Watch out for gaps between them, it'll be more difficult getting colleagues bodies to overlap than it is families, and gaps between people ruin the look of shots.

Test the set-up and lighting out beforehand with a couple of colleagues and then you'll have the confidence required to pose them all in an instant as soon as they are all together. This is the most important bit btw.
 
Thanks very much Phil!

You're assumptions are correct, but the fluorescent lights are inset and diffused.
There is likely to be around 15 people and they'll be standing tightly together with some folk lying at their feet (to look like a part of the body).
Because of the shot needing ton clearly show some peoples hands in the air and some with balloon s above their heads I want a cleanish background- which is something I could only find in this particular meeting room.
I have 1 nissin flash with a stofen diffuser that in was going to fire from the camera in the opposite direction to the big side window. The onlynway I have of firing the flash off camera is to use the onboard flash (which I don't want to do of course?)

Thanks again!

Sent from my Nexus 7 using Talk Photography Forums mobile app
 
You can fire the flash using the built in flash without it having a noticeable effect on the image.

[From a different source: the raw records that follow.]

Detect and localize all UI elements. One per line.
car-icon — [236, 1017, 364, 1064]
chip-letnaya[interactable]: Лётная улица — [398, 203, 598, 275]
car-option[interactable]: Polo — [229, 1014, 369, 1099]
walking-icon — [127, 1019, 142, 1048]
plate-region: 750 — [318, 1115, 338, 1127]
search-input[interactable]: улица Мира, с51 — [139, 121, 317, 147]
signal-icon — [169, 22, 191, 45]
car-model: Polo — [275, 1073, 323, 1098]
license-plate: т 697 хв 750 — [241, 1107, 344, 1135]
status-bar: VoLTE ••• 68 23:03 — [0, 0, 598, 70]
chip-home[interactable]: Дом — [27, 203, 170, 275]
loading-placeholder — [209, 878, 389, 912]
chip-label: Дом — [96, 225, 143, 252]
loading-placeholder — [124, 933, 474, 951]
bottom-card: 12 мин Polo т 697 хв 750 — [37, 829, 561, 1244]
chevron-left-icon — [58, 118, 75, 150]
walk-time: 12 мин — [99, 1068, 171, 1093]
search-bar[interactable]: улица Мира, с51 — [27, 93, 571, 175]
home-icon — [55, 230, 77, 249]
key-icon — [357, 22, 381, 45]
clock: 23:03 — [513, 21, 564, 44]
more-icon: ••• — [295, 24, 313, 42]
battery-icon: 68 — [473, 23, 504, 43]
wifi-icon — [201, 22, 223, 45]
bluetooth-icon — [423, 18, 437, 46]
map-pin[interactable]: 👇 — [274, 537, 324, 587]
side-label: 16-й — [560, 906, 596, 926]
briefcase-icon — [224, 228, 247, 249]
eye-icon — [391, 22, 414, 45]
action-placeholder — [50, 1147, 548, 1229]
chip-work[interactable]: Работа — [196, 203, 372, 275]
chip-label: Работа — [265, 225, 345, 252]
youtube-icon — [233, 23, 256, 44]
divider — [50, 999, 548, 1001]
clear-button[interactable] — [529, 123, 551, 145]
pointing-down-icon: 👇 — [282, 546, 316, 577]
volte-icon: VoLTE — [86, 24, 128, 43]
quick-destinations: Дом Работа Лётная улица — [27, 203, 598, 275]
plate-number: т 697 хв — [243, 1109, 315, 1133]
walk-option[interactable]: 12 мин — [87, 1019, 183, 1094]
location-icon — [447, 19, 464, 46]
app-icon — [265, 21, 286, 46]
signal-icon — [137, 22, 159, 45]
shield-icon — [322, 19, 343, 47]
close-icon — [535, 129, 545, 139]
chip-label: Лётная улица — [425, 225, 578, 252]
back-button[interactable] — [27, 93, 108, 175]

As you seem to have a plan in place, all I'll add is make sure you're bouncing the flash (ditch the stofen, they're largely useless)
 
Thanks. As the window is level-ish with the people is it best to fire the flash horizontal to the other side?
 
I wouldn't, I'd bounce it off the ceiling, but I could be wrong too.
 
Phil would this be done by turning the power of the onboard camera flash down?

Sorry to hijack your thread dartchaffinch:)

You can generally set a ratio, you can't eliminate it completely, but near enough.
 
Thanks Phil but after all that we found out the onsite photographer was able to take the photo and print it for us!